The other key issue preventing the desert cities from attracting sizeable portions of Cairo’s population is the lack of sound transportation for public use.

Over the years, microbuses and work buses have established various routes to and from desert cities, but a proper inter-city infrastructure has yet to be implemented. Therefore, the large distances traversed to access the desert cities, and travel within them, has made it more necessary to own or at least have access to a private car.

“Considering that only around 11 percent of Egyptians own a private car, why would most Egyptians want to move tens of kilometers into the desert?” asks Sims. “What is important to note about Cairo [proper] is its relatively small and compact size, area-wise, which enables lower socioeconomic classes to traverse the city quite easily.”

Various proposals for improving inter-city transpotation have been put forward; however, considering the slow rate of construction on Cairo's third metro line, and the high cost of many of the proposals put forward, no workable solution appears likely anytime soon.

In addition, population density regulations in desert communities have resulted in the construction of large and expensive housing that is unaffordable to most, even if financing were available.

These regulations, combined with the need for a private car, have resulted in many of Cairo’s desert cities establishing themselves as gated communities for upper socioeconomic classes, who obviously do not comprise the majority of the Egyptian people.

However, statistics show that a large percentage of housing units remain on the market inside these wealthy gated communities, and many of those that have been purchased remain uninhabited.

“Somewhere along the line, the goals of decentralizing Cairo’s population switched to addressing the needs and living standards of the wrong category of settlers,” states Gohar.

This switch in market focus has resulted in large portions of Cairo’s desert cities being groomed for private investment, rather than efficient housing solutions.

“Objectively, there is nothing wrong with private investments for large properties,” continues Gohar. “But if the initial purpose was to absorb Cairo’s population, various regulations need to be placed on these investments – such as high taxes on unused apartments, or purchasing schemes that require a proportion of investors' money to be directed into desert city communities that will attract the population.”

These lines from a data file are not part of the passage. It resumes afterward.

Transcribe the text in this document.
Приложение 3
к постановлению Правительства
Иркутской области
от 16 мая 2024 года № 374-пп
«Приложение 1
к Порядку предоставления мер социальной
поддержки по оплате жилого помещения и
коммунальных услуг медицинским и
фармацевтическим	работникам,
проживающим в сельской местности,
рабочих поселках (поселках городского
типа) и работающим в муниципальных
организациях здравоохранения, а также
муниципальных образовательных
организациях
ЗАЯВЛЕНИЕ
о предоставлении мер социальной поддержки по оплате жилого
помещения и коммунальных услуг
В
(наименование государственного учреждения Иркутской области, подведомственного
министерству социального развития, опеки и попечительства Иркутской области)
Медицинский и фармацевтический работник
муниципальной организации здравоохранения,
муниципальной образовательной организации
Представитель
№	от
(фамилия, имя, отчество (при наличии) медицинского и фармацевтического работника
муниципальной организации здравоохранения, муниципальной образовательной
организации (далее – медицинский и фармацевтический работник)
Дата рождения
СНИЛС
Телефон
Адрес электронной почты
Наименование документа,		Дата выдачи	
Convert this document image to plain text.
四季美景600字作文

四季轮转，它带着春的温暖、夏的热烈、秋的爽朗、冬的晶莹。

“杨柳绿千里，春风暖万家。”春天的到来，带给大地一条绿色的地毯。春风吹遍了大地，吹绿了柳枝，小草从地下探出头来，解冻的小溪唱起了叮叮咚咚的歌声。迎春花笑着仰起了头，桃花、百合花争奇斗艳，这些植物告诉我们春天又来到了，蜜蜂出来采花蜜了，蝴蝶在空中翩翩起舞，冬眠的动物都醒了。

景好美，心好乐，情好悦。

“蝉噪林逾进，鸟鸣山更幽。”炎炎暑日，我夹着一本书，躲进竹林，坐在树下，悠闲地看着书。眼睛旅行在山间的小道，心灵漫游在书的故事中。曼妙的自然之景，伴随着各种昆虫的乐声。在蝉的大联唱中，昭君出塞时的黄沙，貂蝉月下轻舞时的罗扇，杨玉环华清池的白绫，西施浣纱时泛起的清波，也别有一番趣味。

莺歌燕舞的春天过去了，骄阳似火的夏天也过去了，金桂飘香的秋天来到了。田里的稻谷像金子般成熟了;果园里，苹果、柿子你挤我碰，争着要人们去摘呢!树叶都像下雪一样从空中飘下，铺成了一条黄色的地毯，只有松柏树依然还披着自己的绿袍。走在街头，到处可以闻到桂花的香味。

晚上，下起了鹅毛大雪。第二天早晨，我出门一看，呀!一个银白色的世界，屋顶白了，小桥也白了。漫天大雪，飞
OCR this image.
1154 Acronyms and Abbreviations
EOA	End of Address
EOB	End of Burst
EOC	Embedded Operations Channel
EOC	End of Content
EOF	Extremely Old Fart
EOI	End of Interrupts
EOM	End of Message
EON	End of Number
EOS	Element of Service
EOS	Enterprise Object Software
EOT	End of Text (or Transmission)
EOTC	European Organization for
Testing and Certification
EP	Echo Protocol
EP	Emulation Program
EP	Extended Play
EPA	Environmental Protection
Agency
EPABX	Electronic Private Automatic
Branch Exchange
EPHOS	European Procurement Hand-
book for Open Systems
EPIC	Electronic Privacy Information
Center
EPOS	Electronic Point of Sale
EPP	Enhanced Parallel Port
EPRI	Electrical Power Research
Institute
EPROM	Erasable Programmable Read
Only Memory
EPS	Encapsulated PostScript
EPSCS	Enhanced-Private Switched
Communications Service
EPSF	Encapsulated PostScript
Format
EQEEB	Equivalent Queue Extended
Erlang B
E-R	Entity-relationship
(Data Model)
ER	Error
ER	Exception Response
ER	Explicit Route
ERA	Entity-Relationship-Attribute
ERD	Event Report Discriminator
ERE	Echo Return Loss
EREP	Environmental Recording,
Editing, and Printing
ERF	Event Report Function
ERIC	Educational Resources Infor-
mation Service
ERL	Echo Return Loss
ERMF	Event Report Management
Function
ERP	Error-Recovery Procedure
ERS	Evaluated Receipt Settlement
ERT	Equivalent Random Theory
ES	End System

These shortcomings in the planning of Cairo’s desert cities have prompted many urban planners to ask whether there is any hope of the strategy of relocation to the desert achieving its key goals.

Surveying the history of the desert relocation strategy, Sims explains that “most people suspect that the reason for new towns and other desert projects is to add to speculative frontiers, replenish the land resources for state patronage, and continue to create conditions for profitable private schemes.”

While many are aware that there are problems with the methodology, most suggestions for improvement seem to be more of the same.

“We need to address the issues created by the enormous amounts of land that have already been allocated or sold, rather than planning on how to release and allocate yet more land,” says Sims.

Others explain that the urban planning community in Cairo, particularly with regard to desert cities, is suffering from a lack of competency and innovation, and that a refurbishment of the current development processes will need to be qualitatively and quantitatively implemented.

“Now that we are freeing ourselves from 30 years of Mubarak's presidency, we need to implement new systems of development,” adds Gohar.

“This will require an honest cycle of awareness, knowledge, training and implementation, and feedback/post-occupancy assessments. Unless there is an agreement among the government, investors and urban planners to install such a system honestly, desert city projects should expect to yield more of the same results,” he says.